彼女は両親を事故で失い、駆け落ちした両親は縁を切っていたので親戚にも引き取られませんでした。
一人ぼっちだった彼女は最終的には孤児院に引き取られました。
その孤児院では、院長が気に入らない人は苛められていました。苛めないと自分も苛められるから子供達は皆その子を苛めていました。
でも、その少女はそれを拒否しました。
今は居ない優しい両親の元で育った少女は優しい子でした。
そんな少女を気に入らなかったのは院長でした。
院長は少女を少女だけを苛める様になりました。苛める事をわるいと思わなくなっていた子供達も院長を真似る様に苛めます。
少女が来るまで苛められていた子は唯一の味方でしたが、直ぐに新しい親へと引き取られました。
また一人ぼっちになった幼い少女の心はボロボロでした。
1年後、さらに心がボロボロになった少女を引き取ったのは狐の仮面を被った男性でした。
男性は何も話さず、少女の腕を強く掴んでひとつの建物に連れてきました。
薄暗く空気が重く、木や花は枯れていて、ボロボロの大きな家の前に少女を置いて何処かに行ってしまいました。
何も分からない、無知な少女はその大きな家へと入って行きました。
そこに確かに感じる"気配"だけを頼りにその部屋へと向かっていきます。
そしてたどり着いたのは家の中でも一番大きな部屋でした。
何も分からない少女はただ"気配"を頼って中にへと入って行きます。

そこに居たのは禍々しい"気配"を持つ 9人の男の人でした。

青い髪に紅い瞳でその瞳の中の三日月も紅い男の人と白銀の髪に赤黒い瞳をした男の人と水色の髪に紅い瞳の男の人と
鶯色の髪の毛の男の人と白色の髪に紅い瞳の男の人と黒紫の髪に紅い瞳に眼鏡をかけた男の人と黒髪ポニーテールで紅い瞳の大きい男の人と短い橙の髪で紅い瞳の男の人。
そして月白色をした長髪で紅い瞳の男の人がいました。

全員、鬼の角が生えていました。


彼らは少女をただ見詰めます。刀を向けたりも怒鳴り散らしたりもしませんでした。
ただ、小さな少女に彼らは哀れんでいました。

ここに少女を置かれた"意味"に気付いたからです。少女が自分達の怒りを鎮めるただそれだけの為に寄越された"供物"だと分かったからです。
彼らは人間…いわゆる審神者に酷い事をされました。自分達の兄弟刀を何度も折られたり、夜伽として使われたり、それこそ人間を怨み憎みたくなる事をたくさんされました。
でも、彼らは人間を憎めなかったのです。
なぜなら、元々自分達を使っていた"主"という存在があったからです。例え刀という姿であっても"主"の生き様を一緒に歩んできた彼らはどんなに酷い事をされても、どうしようもなく人間という存在を愛していたから憎めなかったのです。
けれど、審神者に酷い事をされる日々で穢れを纏う様になるのは時間の問題でした。纏う様になった彼らは酷く絶望しました。
穢れを纏った刀剣は、本霊には絶対に還れないからです。
穢れを払う事は今の状態では絶対に出来ない、 こんのすけも既に審神者の手によって消されていて、このままでは還りたい場所に還れない。

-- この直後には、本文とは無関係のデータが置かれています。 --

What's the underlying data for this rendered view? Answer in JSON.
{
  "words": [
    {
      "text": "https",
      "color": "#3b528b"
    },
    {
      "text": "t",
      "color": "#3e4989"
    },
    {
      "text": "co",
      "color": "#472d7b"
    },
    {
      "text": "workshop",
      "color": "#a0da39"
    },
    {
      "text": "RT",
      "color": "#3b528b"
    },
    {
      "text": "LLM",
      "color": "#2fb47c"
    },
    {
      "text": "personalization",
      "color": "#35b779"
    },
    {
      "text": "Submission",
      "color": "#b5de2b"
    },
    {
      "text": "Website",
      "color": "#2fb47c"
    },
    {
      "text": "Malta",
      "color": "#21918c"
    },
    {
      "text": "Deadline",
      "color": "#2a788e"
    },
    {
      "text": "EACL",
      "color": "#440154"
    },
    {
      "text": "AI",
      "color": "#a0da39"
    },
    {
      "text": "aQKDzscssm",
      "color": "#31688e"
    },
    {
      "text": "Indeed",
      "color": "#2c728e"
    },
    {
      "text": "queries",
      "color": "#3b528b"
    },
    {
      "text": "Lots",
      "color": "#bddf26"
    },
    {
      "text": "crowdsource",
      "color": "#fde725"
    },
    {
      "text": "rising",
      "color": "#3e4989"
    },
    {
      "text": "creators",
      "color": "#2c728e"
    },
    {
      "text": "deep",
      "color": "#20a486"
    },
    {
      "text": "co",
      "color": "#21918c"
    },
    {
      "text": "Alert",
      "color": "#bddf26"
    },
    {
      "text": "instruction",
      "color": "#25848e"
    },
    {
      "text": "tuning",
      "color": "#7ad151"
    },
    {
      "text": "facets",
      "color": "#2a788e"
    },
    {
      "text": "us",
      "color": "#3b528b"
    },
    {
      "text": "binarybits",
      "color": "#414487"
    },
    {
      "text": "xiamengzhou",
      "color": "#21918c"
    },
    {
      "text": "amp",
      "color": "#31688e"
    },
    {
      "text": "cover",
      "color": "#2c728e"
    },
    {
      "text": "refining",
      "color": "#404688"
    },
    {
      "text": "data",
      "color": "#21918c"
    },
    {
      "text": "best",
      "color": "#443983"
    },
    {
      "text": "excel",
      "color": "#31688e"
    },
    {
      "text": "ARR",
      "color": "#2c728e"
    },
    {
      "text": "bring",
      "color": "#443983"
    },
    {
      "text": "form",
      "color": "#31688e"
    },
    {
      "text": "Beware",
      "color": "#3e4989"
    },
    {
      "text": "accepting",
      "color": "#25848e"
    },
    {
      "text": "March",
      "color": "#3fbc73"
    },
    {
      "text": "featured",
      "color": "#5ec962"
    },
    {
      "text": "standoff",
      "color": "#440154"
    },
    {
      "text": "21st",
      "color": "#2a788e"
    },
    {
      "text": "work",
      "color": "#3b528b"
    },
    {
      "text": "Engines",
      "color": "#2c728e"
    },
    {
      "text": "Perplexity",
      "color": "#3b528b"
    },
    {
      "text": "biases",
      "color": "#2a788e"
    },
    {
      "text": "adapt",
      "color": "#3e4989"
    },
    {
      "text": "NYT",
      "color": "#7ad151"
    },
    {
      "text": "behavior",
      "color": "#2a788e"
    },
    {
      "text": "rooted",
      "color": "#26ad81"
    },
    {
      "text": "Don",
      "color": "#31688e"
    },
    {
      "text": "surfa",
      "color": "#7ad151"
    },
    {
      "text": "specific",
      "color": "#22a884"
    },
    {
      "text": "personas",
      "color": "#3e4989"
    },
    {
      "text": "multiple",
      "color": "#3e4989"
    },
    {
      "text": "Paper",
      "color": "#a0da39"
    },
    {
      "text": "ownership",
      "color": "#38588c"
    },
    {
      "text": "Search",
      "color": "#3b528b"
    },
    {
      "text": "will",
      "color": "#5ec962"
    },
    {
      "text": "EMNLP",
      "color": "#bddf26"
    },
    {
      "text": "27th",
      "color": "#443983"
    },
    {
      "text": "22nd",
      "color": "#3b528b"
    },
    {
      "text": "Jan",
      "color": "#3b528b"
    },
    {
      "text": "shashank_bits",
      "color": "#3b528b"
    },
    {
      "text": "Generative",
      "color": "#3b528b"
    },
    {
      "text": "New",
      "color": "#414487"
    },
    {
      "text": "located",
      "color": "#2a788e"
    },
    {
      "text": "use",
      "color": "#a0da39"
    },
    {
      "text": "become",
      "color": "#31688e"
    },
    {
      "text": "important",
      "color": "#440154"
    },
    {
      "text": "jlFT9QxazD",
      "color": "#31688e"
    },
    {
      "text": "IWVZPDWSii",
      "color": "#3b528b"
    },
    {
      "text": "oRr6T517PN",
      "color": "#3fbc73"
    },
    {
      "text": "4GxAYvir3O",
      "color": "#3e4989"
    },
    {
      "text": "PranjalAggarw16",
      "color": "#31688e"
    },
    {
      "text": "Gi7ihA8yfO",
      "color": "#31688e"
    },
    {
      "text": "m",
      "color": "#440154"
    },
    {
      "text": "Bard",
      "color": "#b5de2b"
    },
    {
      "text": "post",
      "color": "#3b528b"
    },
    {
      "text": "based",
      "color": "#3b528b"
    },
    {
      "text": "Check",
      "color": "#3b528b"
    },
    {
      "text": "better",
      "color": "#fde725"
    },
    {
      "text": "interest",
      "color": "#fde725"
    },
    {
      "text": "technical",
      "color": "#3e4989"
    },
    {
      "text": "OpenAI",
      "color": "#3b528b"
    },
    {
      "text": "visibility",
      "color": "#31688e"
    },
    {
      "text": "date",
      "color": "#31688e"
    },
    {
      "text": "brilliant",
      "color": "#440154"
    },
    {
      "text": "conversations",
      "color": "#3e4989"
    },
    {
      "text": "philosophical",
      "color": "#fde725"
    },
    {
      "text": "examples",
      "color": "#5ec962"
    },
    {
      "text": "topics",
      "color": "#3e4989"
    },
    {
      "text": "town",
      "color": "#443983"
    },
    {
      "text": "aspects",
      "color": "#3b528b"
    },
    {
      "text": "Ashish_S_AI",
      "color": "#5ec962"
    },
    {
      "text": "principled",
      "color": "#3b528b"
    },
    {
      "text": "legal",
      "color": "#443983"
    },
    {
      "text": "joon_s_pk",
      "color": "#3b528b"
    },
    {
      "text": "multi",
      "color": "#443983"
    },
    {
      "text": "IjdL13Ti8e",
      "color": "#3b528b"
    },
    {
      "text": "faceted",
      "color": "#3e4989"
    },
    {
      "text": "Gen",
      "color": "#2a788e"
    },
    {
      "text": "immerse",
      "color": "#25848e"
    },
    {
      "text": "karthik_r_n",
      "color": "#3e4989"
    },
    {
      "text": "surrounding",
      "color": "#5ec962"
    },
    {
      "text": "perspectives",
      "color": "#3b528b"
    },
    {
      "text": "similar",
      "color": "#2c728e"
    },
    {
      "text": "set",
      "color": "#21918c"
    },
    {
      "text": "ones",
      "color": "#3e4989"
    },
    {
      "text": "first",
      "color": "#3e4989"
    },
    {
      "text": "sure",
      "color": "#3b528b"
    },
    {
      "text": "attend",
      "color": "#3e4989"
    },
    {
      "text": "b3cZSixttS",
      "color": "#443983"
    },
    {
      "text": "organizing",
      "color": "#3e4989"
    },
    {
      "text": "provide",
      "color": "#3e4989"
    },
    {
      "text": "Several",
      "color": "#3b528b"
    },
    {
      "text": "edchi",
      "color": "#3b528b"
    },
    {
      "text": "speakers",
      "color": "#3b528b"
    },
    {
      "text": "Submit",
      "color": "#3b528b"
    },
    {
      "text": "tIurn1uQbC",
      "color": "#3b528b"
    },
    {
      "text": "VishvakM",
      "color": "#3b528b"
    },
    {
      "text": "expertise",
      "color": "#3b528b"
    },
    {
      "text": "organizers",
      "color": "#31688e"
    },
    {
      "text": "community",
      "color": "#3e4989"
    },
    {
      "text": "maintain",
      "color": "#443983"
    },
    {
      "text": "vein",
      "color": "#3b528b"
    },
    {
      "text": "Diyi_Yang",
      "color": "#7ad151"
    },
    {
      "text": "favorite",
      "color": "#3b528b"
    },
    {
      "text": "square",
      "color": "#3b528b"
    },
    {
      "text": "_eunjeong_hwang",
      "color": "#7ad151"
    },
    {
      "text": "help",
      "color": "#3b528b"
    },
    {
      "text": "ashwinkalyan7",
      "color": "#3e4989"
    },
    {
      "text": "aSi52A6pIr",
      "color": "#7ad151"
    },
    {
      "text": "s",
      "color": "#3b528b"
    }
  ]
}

そんな時、大太刀の少年が黒紫色の髪の男の人に言いました。

「俺を、殺して」

泣いているかの様に笑いながらお願いをしたのです。黒紫色の髪の男の人にどれだけ酷な事を言っているのか分かっていました。自分を大切にしてくれている彼に言った事がどんなに酷い事なのか分かっていました。
でも、願わずにはいられなかったのです。
少年にとって何より守りたかった短刀の"彼"を黒紫の髪の男の人が来る前から何度も折られてきた少年の心はボロボロでした。けれど、人間を心の底から憎む事をしたくなかったのです。人間を憎む様になる前に彼は助けられたかったのです。
彼はそんな少年の最初で最後の願いを聞き入れて少年の刀を砕きました。
刀を砕かれた少年…分霊は空へと昇り、本霊へと還れました。
それを見ていた他の刀達も同じ様に兄弟刀や縁のある刀達に懇願しました。彼らも又、大切な刀達を折られて心がボロボロだったのです。プライドの高い刀剣も皆、願いました。
9本の刀達は、自分達を探し出す為だけにどんなに苦労したのかを分かっていて、そして負い目もあったのでソレを引き受けました。
彼らの苦しみを…穢れを全て引き取って彼らを本霊へと還しました。



そうして残された刀達はレアと呼ばれるものだけになりました。
9本の刀を除く全ての刀剣を砕いた彼らは本霊には絶対に戻れない程の穢れを魂に宿し、神格を失い鬼へと変貌したのです。
特に、最初の方からいた月白色をした長髪の男の人は他の刀剣よりも刀剣を砕き、誰よりも禍々しい力を持っていました。
彼らはそれでもよかったのです。
大切な"仲間"を助けられた彼らは鬼になったことはどうでもいいのです。
例え本霊に還れなくても、人間を愛する事を忘れない彼らは本当の意味での"悪鬼"へとはなりませんでした。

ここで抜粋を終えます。